Sub-millimeter accuracy at 90%+ compression: Even with over 95% compression (where vertex count is only 5% of the pixel count), fine surface details remain clearly visible.
Anisotropic outperforms isotropic: At the same vertex count, the proposed method consistently outperforms isotropic methods in both RMSE and MAE, visually preserving more details (e.g., the bear's nose, the Buddha's face).
"Less is more": Isotropic methods accumulate more vertices at ridges but yield lower accuracy due to the lack of edge alignment. The proposed method achieves higher accuracy with fewer vertices but a superior layout.
Handles up to 16MP normal maps: Within the same timeframe, while pixel-based methods can only process 4MP, the proposed method can triangulate, decimate, and integrate 16MP maps.

Highlights & Insights¶

The theoretical contribution of deriving the classic QEM from 3D geometry to screen-space normal maps is clean and elegant.
Discovers the intrinsic connection between QEM and generalized Delaunay triangulation under a unified norm \(\|\cdot\|_M\), unifying geometry preservation and edge alignment into a single framework.
Simple algorithmic design with only three local operations (collapse, flip, relocation).
Counterintuitive insight: Using fewer but more precisely positioned vertices at features outperforms having dense but isotropic vertices.

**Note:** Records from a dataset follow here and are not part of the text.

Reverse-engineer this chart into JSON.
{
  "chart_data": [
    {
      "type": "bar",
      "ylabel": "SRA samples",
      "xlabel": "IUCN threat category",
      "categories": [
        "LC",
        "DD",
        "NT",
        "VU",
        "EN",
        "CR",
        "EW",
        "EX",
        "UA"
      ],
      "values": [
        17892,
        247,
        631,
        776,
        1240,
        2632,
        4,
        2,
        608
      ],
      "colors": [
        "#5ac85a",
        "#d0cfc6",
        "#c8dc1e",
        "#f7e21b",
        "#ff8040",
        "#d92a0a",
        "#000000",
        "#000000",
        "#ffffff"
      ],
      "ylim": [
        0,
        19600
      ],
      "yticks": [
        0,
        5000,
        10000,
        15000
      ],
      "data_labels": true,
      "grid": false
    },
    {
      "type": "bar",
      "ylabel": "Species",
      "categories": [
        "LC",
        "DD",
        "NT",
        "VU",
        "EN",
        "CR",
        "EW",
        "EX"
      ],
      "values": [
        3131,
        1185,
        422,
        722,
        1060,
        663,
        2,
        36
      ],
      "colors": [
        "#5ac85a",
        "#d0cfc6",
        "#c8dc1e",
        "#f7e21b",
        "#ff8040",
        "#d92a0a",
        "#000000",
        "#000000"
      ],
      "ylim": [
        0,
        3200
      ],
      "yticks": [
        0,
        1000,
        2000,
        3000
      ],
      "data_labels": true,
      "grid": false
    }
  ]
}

Limitations & Future Work¶

The weak perspective projection assumption (assuming a constant camera-object distance) may introduce errors in scenes with large depth variations.
The quality of the normal map directly determines the decimation quality; robustness to noisy normals is not fully addressed.
The C++ implementation is reasonably efficient but does not leverage GPU parallelism.
Only targeted at normal integration scenarios and not yet extended to other mesh decimation applications.
Low-resolution datasets [DiLiGenT-MV, LUCES] or the lack of ground-truth geometry [PS, RGBN] limit the comprehensiveness of the evaluation.

Garland & Heckbert's QEM is a classic method for mesh decimation; this work is the first to derive it in screen space without 3D geometry.
Anisotropic extensions of CVT/ODT typically require lifting vertices and normals to a 6D space; the proposed method operates more directly in 2D screen space.
Insight: Normals, as a rich geometric prior, can drive the "preprocessing" of more traditional geometry processing algorithms.

Rating¶

⭐⭐⭐⭐ — Elegant theoretical derivation, significant experimental results, but the application scenario is relatively niche.